Michel Godet : C’est le retour à l’Union soviétique et aux tickets de rationnement. L’enfer est souvent pavé de bonnes intentions : ça me rappelle des souvenirs de pénurie, de rationnement… Toute la législation des prix, toutes les rigidités qui empêchent les lois du marché de fonctionner se traduisent par une pénurie ou des effets pervers….On se souvient des rentes  dont bénéficiaient les locataires protégés par la loi de 1948 ! Ou encore de la baguette de pain au prix imposé. La qualité n’était plus au rendez vous.  Au final, ça ne fonctionne pas. Ca ne marche que dans des pays comme l’Algérie où il y a des émeutes de la faim, mais ce ne sont pas des exemples à suivre.

En revanche, il est exact qu’il existe un problème avec le pouvoir d’achat de certaines catégories de la population. Mais il faut le traiter différemment : si vous baissez ou bloquez les prix sur certains produits, les riches profitent aussi de la mesure. Il faudrait plutôt privilégier des mesures ciblées socialement sur des catégories qui se trouvent en situations difficiles, comme les personnes âgées ou les familles avec enfants. Là on peut leur donner des allocations supplémentaires ou des primes pour acheter certains produits de base. Il suffit d’augmenter les allocations familiales pour les familles avec enfants. En ce qui concerne les personnes âgées, et les ménages pauvres,  il faut savoir qu’avec seulement 150 euros de plus par mois on divise par deux le nombre de ménages pauvres (c'est-à-dire ceux qui vivent avec moins 900 euros par mois).

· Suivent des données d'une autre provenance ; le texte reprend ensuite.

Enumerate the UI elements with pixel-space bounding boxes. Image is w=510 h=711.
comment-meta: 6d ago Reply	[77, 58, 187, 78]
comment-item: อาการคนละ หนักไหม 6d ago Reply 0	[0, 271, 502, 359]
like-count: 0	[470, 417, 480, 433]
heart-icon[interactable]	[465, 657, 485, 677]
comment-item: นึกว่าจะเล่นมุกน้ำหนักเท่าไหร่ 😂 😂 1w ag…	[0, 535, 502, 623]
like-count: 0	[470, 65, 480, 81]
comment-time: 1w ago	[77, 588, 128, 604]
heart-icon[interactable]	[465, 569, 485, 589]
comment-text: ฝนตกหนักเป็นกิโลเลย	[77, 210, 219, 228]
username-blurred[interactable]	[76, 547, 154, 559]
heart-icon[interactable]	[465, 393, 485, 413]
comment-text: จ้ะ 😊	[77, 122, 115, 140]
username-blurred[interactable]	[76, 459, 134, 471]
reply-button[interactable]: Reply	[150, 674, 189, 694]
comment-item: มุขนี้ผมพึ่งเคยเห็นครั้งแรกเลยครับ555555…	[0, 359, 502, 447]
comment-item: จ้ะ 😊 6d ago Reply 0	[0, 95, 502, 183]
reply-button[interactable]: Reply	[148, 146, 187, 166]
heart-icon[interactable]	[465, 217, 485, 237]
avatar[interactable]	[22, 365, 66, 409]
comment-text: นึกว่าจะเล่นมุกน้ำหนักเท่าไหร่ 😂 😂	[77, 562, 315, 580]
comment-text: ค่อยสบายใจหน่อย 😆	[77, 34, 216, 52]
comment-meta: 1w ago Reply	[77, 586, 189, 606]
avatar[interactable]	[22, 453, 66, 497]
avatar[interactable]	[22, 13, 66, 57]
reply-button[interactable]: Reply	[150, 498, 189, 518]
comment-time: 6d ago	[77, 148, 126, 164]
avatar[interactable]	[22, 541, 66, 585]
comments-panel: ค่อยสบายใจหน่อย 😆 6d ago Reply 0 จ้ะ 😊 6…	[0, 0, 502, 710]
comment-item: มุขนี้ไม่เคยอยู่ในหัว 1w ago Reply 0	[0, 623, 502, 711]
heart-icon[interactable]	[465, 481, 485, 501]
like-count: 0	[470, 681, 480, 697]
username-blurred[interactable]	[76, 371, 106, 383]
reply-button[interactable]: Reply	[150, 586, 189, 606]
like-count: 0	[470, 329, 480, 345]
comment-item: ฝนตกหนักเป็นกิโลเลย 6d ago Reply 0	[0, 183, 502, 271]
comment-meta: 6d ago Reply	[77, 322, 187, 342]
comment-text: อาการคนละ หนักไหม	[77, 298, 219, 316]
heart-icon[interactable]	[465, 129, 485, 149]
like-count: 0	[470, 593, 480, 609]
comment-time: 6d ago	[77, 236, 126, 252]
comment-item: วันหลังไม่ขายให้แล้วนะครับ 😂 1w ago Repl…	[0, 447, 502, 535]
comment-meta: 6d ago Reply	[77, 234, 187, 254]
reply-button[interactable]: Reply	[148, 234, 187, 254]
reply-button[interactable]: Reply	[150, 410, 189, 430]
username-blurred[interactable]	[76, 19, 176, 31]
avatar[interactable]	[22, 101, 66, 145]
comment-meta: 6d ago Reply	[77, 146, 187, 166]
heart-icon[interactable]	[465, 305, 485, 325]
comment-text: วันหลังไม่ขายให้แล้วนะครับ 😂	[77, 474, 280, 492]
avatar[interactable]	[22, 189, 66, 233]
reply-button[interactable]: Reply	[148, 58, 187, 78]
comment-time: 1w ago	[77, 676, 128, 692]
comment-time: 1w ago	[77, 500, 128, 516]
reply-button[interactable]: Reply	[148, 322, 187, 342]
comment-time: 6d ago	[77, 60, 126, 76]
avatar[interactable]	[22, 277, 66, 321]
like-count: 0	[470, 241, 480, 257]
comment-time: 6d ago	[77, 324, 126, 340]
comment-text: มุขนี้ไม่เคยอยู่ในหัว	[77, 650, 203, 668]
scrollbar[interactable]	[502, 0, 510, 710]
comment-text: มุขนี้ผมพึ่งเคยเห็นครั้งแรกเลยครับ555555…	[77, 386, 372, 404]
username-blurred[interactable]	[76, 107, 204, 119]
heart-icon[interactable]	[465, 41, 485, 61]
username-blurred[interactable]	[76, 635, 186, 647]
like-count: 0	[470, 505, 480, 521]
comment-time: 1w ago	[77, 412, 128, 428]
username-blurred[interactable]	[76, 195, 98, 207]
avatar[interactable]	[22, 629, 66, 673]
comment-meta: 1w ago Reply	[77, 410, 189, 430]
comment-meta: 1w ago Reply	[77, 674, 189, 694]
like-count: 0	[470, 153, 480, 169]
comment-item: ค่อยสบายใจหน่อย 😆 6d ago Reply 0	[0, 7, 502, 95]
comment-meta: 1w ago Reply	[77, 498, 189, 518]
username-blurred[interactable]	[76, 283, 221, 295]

Je préfèrerais donc qu’on mette de l’argent pour aider les personnes qui en ont besoin à sortir du cercle de pauvreté plutôt que de les inciter à consommer. J’ajouterais qu’on pourrait aussi proposer de réduire le prix des cigarettes car les fumeurs subissent de plein fouet l’augmentation du prix du tabac…

La voie proposée par Ségolène Royal n’est pas la route à suivre. L’Union soviétique s’est effondrée, on ne va pas la reconstituer chez nous !

Pour ce qui est des tarifs du carburant, il faut bien accepter que le pétrole devient cher et changer de modes d’organisation et de comportements. Moi, je serais encore plus interventionniste que Ségolène Royal sur ce sujet : j’interdirais les 4x4 polluants en ville à commencer par  ceux des bobos !

Madame Royal a toutefois raison sur un point : il faut inciter la grande distribution à avoir une part de ses produits vendus et produits localement. C’est une proposition écologiquement correcte, qui va dans le sens du développement durable, de la traçabilité et de la proximité : à produire et vendre  afin de limiter le transports et les émissions de CO2. Mais, à ce moment là, arrêtons également d’importer des cerises et des fraises en plein hiver de l’autre bout du monde et changeons nos habitudes  de consommation pour revenir à une croissance plus sobre.

Par ailleurs, rappelons que le niveau de vie des Français, même des plus pauvres, a augmenté de 50% depuis 1980. Pourtant, on constate que beaucoup de ménages ont des fins de mois difficiles. Mais il existe des ménages pauvres - au sens monétaire du terme - qui, à la fin du mois s’en sortent, tout simplement parce qu’ils respectent un principe simple : ils dépensent moins qu’ils ne gagnent. Rappelons également le caractère ridicule de la pauvreté monétaire, définie comme le nombre de personnes qui vivent en dessous de 60% du revenu médian. Cela concerne 8 millions de personnes. Cet indicateur d’inégalité de revenu est conçu de telle façon que même si l’on multipliait par deux lez revenu de tous les Français on ne diminuerait pas le nombre de pauvres !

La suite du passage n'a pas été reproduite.